Маша с трудом кивнула.
- Очень больно?
- Терпимо, - вяло ответила она, не поворачиваясь, и потерла на пальце то место, где было кольцо.
Маша любила мужа до боли, до соплей, но как-то неправильно. Она готова была перегрызть горло любому, кто скажет о нем дурное слово. Когда Котя играл на скрипке или строил свои фантастические планы, Маше казалось, что отворяются двери в райские кущи. А Котя стремился вперед, не глядя под ноги, занятый только скрипкой и мечтами, Маше хотелось нестись впереди него грозной тигрицей, разметая когтистыми лапами всех недругов на пути, сбивая препятствия, очищая Коте дорогу в светлое будущее, оглашать окрестности диким рыком, пугая аборигенов, а потом, уже в кущах, расстелиться ему под ноги пушистой шкурой, мурлыкать и преданно снизу заглядывать в глаза.
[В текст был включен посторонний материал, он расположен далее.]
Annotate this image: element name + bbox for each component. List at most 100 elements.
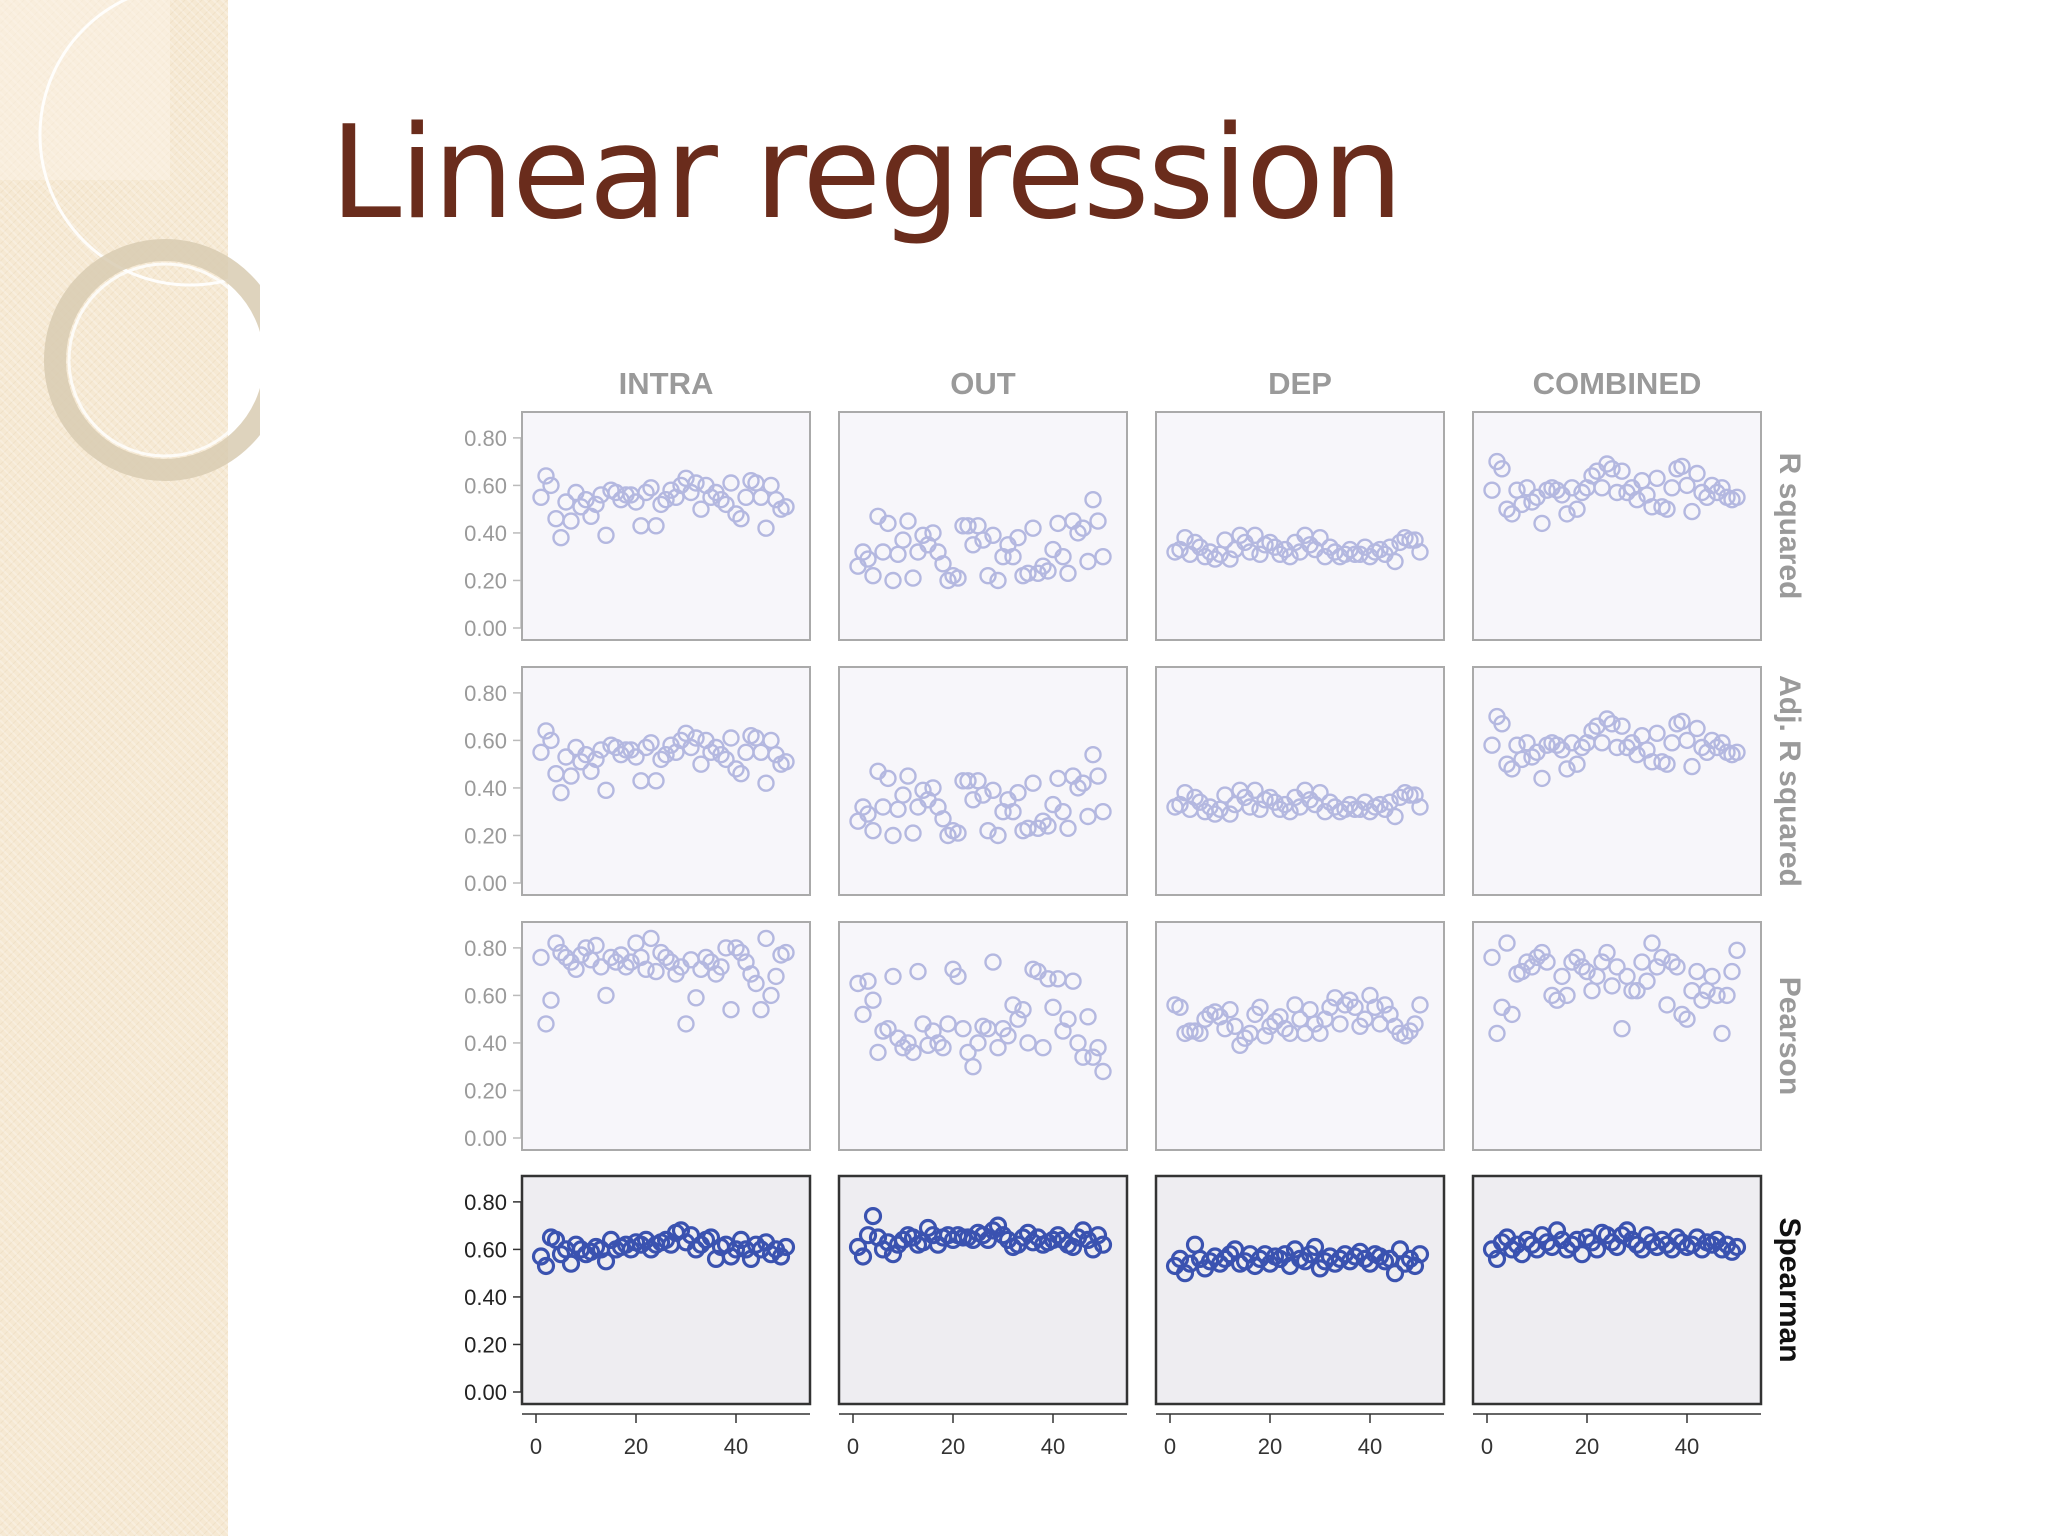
- data-point: [642, 929, 660, 948]
- y-tick-label: 0.60: [464, 983, 507, 1008]
- panel-frame: [837, 1174, 1129, 1406]
- data-point: [777, 498, 795, 516]
- data-point: [989, 1038, 1007, 1057]
- x-tick-label: 0: [1164, 1434, 1176, 1459]
- data-point: [1366, 998, 1384, 1016]
- data-point: [722, 1001, 740, 1019]
- data-point: [888, 1235, 908, 1254]
- row-label-pearson: Pearson: [1773, 977, 1806, 1095]
- y-tick-label: 0.40: [464, 1285, 507, 1310]
- data-point: [1236, 1029, 1254, 1047]
- data-point: [1573, 483, 1591, 502]
- panel-frame: [1155, 411, 1445, 641]
- data-point: [934, 1038, 952, 1057]
- data-point: [732, 510, 750, 528]
- data-point: [536, 1256, 556, 1276]
- data-point: [1558, 505, 1576, 523]
- data-point: [727, 505, 745, 523]
- data-point: [1678, 731, 1696, 750]
- data-point: [702, 488, 720, 506]
- data-point: [652, 943, 670, 962]
- data-point: [771, 1247, 791, 1266]
- data-point: [1251, 545, 1269, 563]
- data-point: [1678, 1010, 1696, 1028]
- data-point: [1371, 795, 1389, 814]
- panel-r-squared-dep: [1155, 411, 1445, 641]
- data-point: [1648, 469, 1666, 487]
- panel-frame: [520, 1174, 812, 1406]
- row-label-adj-r-squared: Adj. R squared: [1773, 675, 1806, 887]
- data-point: [1039, 970, 1057, 988]
- data-point: [1039, 817, 1057, 835]
- y-tick-label: 0.20: [464, 568, 507, 593]
- data-point: [969, 1034, 987, 1052]
- data-point: [1558, 760, 1576, 778]
- data-point: [1311, 529, 1329, 547]
- data-point: [1503, 760, 1521, 778]
- data-point: [984, 953, 1002, 971]
- data-point: [1493, 715, 1511, 733]
- data-point: [949, 824, 967, 842]
- data-point: [1093, 1235, 1113, 1254]
- data-point: [1059, 1010, 1077, 1028]
- data-point: [752, 1001, 770, 1019]
- data-point: [959, 772, 977, 790]
- data-point: [1210, 1254, 1230, 1273]
- data-point: [1628, 746, 1646, 764]
- data-point: [1306, 1015, 1324, 1033]
- y-tick-label: 0.20: [464, 1332, 507, 1357]
- data-point: [637, 738, 655, 757]
- data-point: [1074, 519, 1092, 537]
- data-point: [939, 826, 957, 845]
- data-point: [1401, 786, 1419, 804]
- data-point: [1613, 717, 1631, 735]
- data-point: [692, 500, 710, 518]
- data-point: [1553, 967, 1571, 986]
- data-point: [692, 755, 710, 773]
- data-point: [1241, 543, 1259, 561]
- data-point: [1593, 479, 1611, 497]
- data-point: [1678, 476, 1696, 495]
- data-point: [1044, 998, 1062, 1016]
- data-point: [1558, 986, 1576, 1005]
- y-tick-label: 0.40: [464, 1031, 507, 1056]
- data-point: [1583, 722, 1601, 740]
- y-tick-label: 0.80: [464, 681, 507, 706]
- column-label-out: OUT: [950, 366, 1016, 401]
- data-point: [682, 483, 700, 502]
- data-point: [596, 1252, 616, 1271]
- data-point: [934, 810, 952, 828]
- data-point: [1220, 1245, 1240, 1264]
- data-point: [1653, 948, 1671, 967]
- data-point: [1411, 798, 1429, 816]
- x-tick-label: 40: [1358, 1434, 1382, 1459]
- data-point: [687, 474, 705, 492]
- data-point: [1708, 986, 1726, 1005]
- data-point: [757, 774, 775, 792]
- data-point: [964, 536, 982, 554]
- data-point: [1683, 757, 1701, 776]
- data-point: [1186, 788, 1204, 807]
- data-point: [989, 571, 1007, 590]
- data-point: [617, 958, 635, 976]
- data-point: [637, 483, 655, 502]
- data-point: [964, 1057, 982, 1076]
- panel-pearson-dep: [1155, 921, 1445, 1151]
- y-tick-label: 0.60: [464, 473, 507, 498]
- y-tick-label: 0.60: [464, 1237, 507, 1262]
- data-point: [1059, 819, 1077, 837]
- data-point: [562, 767, 580, 785]
- data-point: [1598, 943, 1616, 962]
- data-point: [964, 791, 982, 809]
- data-point: [1385, 1264, 1405, 1283]
- data-point: [1411, 996, 1429, 1014]
- data-point: [722, 729, 740, 747]
- data-point: [1009, 529, 1027, 547]
- data-point: [1673, 712, 1691, 731]
- data-point: [854, 1005, 872, 1024]
- data-point: [1638, 972, 1656, 990]
- data-point: [566, 1235, 586, 1254]
- data-point: [1191, 793, 1209, 811]
- data-point: [542, 476, 560, 495]
- data-point: [879, 514, 897, 533]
Но Котя об этом не знал, и ругал Машу за плохо выстиранные рубашки и мятые брюки. Когда она подавала обед, Котя снисходительно отковыривал кусочек курицы под майонезом и ласково говорил: «Как тебе удалось такую гадость приготовить? Абсолютно несъедобная отрава». Маша, забыв, что она тигрица, уходила плакать в тесную ванную. Через пять минут Котя втискивался за ней, нежно обнимал.
- Чего ты плачешь? Ну, это же правда, совершенно несъедобная гадость получилась. Поехали в греческий ресторан, я тебя накормлю потрясающими шашлыками.
- Денег нет.
- Кого волнуют деньги? Заплатим кредитной карточкой.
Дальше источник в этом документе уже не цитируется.